“Vouchers Breathe New Life Into D.C. Catholic Schools,” proclaims a headline in this morning’s Washington Post.
“Tuition Rates, Morals Appeal to Parents,” says the subhead.
The story focuses on St. Benedict the Moor school, a Catholic elementary school in a poor section of Washington that has attracted a number of kids who are in the District’s experimental voucher program.
But St. Benedict the Moor is just one of the Catholic schools that has welcomed voucher students. The Post reports:
“Of the 983 students in the voucher program, which provides federal grants to District children to use toward tuition and fees at private or religious schools, 61 percent are attending Catholic schools — a percentage that is expected to remain roughly the same when the program expands to about 1,600 students this fall.
“Education analysts say it is no surprise that the Archdiocese of Washington schools are so heavily involved in the experiment. Their tuition rates are usually less than the $7,500 maximum that voucher students are allotted, while tuition at the city’s elite private schools is much higher. And several of the Catholic schools are in poor neighborhoods where parents dissatisfied with public schools are most likely to reside.”
The People for the American way, needless to say, is upset by the District’s experiment with vouchers. Catholic schools aren’t willing to release test scores of their kids, and a PAW official is quoted saying that without school-by-school breakdown of test scores, “there is no standard to make the determination whether the private school is any better than the public school they left.”
Well, yes, there is a standard–it’s what the subhead hinted: the parents.
Most parents, rich or poor, want the best for their children. Parents are a much better barometer than tests. They’ll remove their kids from voucher programs if they aren’t getting something better.

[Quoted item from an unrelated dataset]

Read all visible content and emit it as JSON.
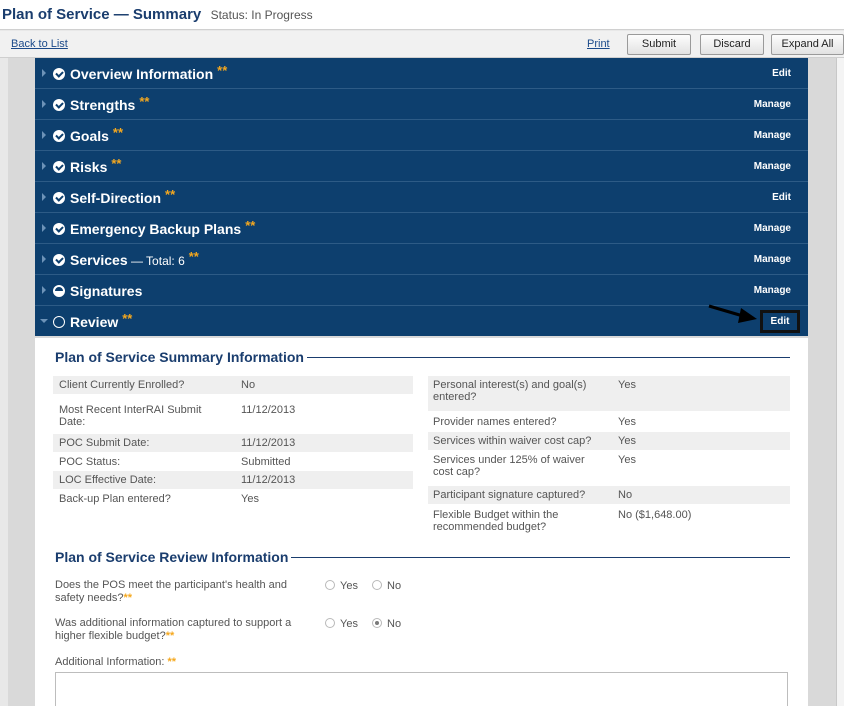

The American ideal is a flourishing public school system. But we don’t have that, except in affluent places. So we must start thinking of how to do the best by children.
The real impetus behind the anti-voucher movement is saving the jobs of public school teachers, a big constituent for the Democratic Party. (Good teachers aren’t threatened by good schools–bad ones are. They know that they need tenure to preserve jobs they don’t deserve.)